Marvel Films has had to determine what path to follow with their sequel titles.  They’re going with the 2, 3, etc. convention for their Iron Man films, but I love that they’re giving full titles to their other super-hero sequels (Captain America: The Winter Soldier and Thor: The Dark World).  I think that “franchise colon title” is a great way to title one’s sequels.  It certainly gives the sequel films a more unique identity than calling them just 2, 3, 4, etc.

But because the Next Gen films already used that title convention, I can understand why J.J. and his Star Trek team didn’t want to go that route.  Instead, allow me to suggest that they should have considered the way George Lucas titled his first two Star Wars sequels.  Before the man went bad-title crazy (The Phantom Menace?  Attack of the Clones??  Indiana Jones and the Kingdom of the Crystal Skull?????) I think he had some decent title ideas back in the late seventies/early eighties.  The second Star Wars film isn’t called Star Wars 2 and it isn’t called Star Wars: The Empire Strikes Back.

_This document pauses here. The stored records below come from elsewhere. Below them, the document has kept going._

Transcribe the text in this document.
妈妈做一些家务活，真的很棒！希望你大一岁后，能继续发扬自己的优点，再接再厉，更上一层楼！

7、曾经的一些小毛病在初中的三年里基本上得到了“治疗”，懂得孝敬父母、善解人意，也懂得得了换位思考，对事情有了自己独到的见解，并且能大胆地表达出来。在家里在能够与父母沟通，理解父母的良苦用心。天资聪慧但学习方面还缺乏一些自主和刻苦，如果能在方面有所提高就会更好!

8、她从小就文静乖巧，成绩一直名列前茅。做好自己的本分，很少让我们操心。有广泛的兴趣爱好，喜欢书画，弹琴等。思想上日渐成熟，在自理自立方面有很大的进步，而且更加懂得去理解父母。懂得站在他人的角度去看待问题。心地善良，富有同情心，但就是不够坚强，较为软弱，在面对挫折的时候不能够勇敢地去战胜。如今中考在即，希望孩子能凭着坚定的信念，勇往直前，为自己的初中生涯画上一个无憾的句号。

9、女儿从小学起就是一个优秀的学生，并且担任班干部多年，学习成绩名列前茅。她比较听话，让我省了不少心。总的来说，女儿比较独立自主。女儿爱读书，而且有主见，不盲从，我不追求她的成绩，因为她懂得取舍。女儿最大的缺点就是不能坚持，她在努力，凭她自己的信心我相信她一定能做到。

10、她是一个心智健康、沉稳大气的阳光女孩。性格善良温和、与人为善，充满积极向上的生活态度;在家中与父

It’s just called The Empire Strikes Back. (Remember, while the opening crawl identifies the film as Episode V, it wasn’t until a decade-or-two later that Lucas began making Episode V part of the Empire’s full title.)  I love the idea of just going ahead and giving your sequel film it’s own distinct title, and just trusting that the audience will be able to identify it with your franchise.  I sort of wish J.J. and his team had just dropped Star Trek from the title altogether — what a bold choice that would have been!

But the coolest thing that Lucas & co. did back in 1980 and 1983 is that, while the titles of the Star Wars sequels did not include the words Star Wars, THE LOGO-DESIGNS DID.  Check out the original poster for The Empire Strikes Back and for Return of the Jedi.  See the logo design, and the way the name Star Wars has been incorporated?  I love that, and think it’s so clever.  This is the way to both connect the sequel to the franchise brand name, while also giving the film it’s own unique title.

But sheesh, even without going that route — Star Trek Into Darkness?? That’s the best the Trek team could do?

Well, though I’m still excited for the film’s release next year, I guess now I have something else to complain about for the coming months in addition to the still-hideous J.J. Abrams redesign of the U.S.S. Enterprise.